たそがれ清兵衛

主演/真田真之・宮沢りえ 監督・山田洋次
誰かを大切に思う心・目立つことのない本当の勇気や誇りなど、現代の日本人に失われ手しまった“心”を描いて、ほのぼのとした哀切さがしみじみと伝わってくる。そんな映画を山田洋次監督が作り上げた。哀切さを形容するに「ほのぼの」というのはないはずだ。しかし、それを表現するところに名手としての山田洋次監督の存在がある。観客を、映画を良く知っている、だから、受ける(ヒットする)台詞、内容に仕上げるのはお手の物だろう。しかし、氏は決して受けを狙わない、もっと高いレベルで、研ぎ澄まされた言の葉を台詞に表現する。これは透徹した「人間観」にほかならない。いつも監督・脚本を手がけるのはそのためだろう。初めての本格的な時代劇を10年間温めてきて、藤沢周平の時代小説「たそがれ清兵衛」「竹光始末」「祝い人助八」を原作にいいとこ取りをしたのも、監督の映画観と手腕のなせる業だろう。文庫本の総発行部数2300万部が示すとおり、吉川栄治・山岡荘八・池波正太郎・藤沢周平と来れば、そのジャンルにおいては圧倒的なファンを持っている。時代小説の名手の作品を映画の名手が手がけたら必ずいい映画ができるとは限らないが、この映画は昨年の日本映画の賞を総なめにした。昨秋からまだロングラン上映が続いているのもその証拠だろう。時に人気だけで名声を博することもあるが、「たそがれ清兵衛」は名実ともに優秀作に仕上がった。後は更に良くなるために観客が名手になることだろう。

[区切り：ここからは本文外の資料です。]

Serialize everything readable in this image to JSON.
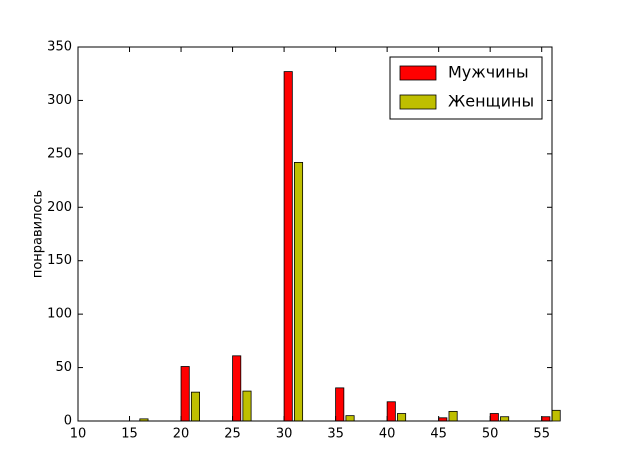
{
  "chart_data": {
    "type": "bar",
    "ylabel": "понравилось",
    "series": [
      {
        "name": "Мужчины",
        "color": "#ff0000",
        "x": [
          15,
          20,
          25,
          30,
          35,
          40,
          45,
          50,
          55
        ],
        "values": [
          0,
          51,
          61,
          327,
          31,
          18,
          3,
          7,
          4
        ]
      },
      {
        "name": "Женщины",
        "color": "#bfbf00",
        "x": [
          16,
          21,
          26,
          31,
          36,
          41,
          46,
          51,
          56
        ],
        "values": [
          2,
          27,
          28,
          242,
          5,
          7,
          9,
          4,
          10
        ]
      }
    ],
    "xlim": [
      10,
      56
    ],
    "xticks": [
      10,
      15,
      20,
      25,
      30,
      35,
      40,
      45,
      50,
      55
    ],
    "ylim": [
      0,
      350
    ],
    "yticks": [
      0,
      50,
      100,
      150,
      200,
      250,
      300,
      350
    ],
    "legend": "upper right"
  }
}
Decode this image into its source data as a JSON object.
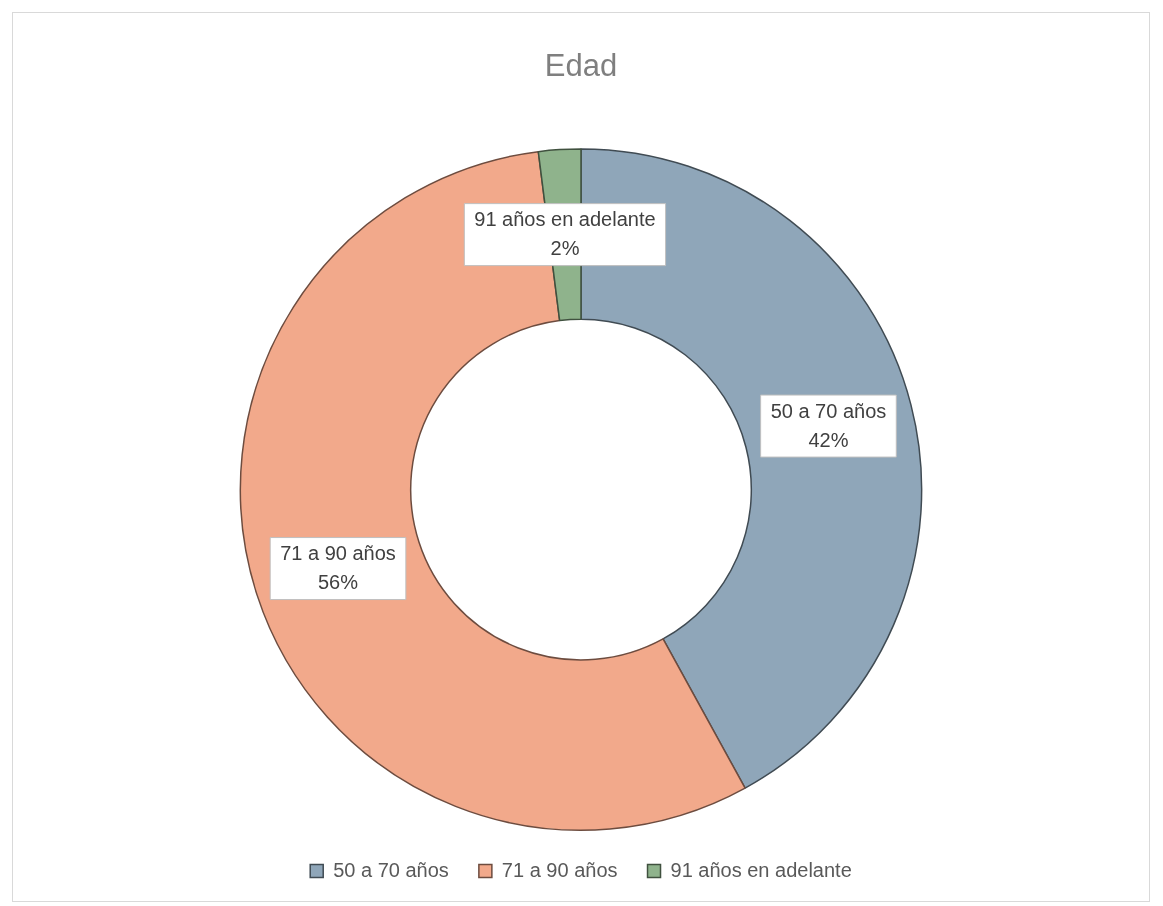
{
  "chart_data": {
    "type": "donut",
    "title": "Edad",
    "categories": [
      "50 a 70 años",
      "71 a 90 años",
      "91 años en adelante"
    ],
    "values": [
      42,
      56,
      2
    ],
    "colors": [
      "#8fa6b9",
      "#f2a98b",
      "#8fb38c"
    ],
    "value_labels": [
      "42%",
      "56%",
      "2%"
    ],
    "legend": "bottom"
  }
}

 真田広之・宮沢りえ、かつてのアイドルが俳優、今やいい俳優、男優・女優になった。特に宮沢えりは篠山紀信のサンタフェでヌードになって文字通り、一皮も二皮も向けて演技派女優に変身した。NHKの大河ドラマでも代表されるとおり、実よりも名を取ったキャステイングをするために、ミスキャストが目障りで面白くなくなることもあるが、この映画は見事にはまったといえる。いい映画がいい俳優を作り、いい俳優がいい映画を作っていい形になった例である。
 作品の中に『塾』という言葉が出てくる。その中で清兵衛の娘、萱野が「針仕事は役に立つけれど、勉強(ここでは論語の素読)は何の役に立つのだろう」と問いかける。清兵衛はそれに対して見事に答える「考えて生きるために、考える力を付けるために」と。これはそのまま山田洋次の思想だといえるが、格好の場面で絶妙に言わせるところに素晴らしさがある。言葉は心を伝え愛を語るものだ。山田洋次の映画にはいつもそれらが散りばめられている。天空のきら星のように。乾いた心を癒してくれる。
 何のために塾へ通うのか?その答えを明確に、親や子供たちが理解できる内容・言葉を塾側が、先生の側が持っているだろうか。通塾生の何割が学問の必要性を持ち、通塾の意義を持っているだろうか?教える側の問題を子供たちのやる気の無さにすり替えていないだろうか?目先のニーズに応えるのではなく、本当の必要性にしっかりと応えてやりたいものである。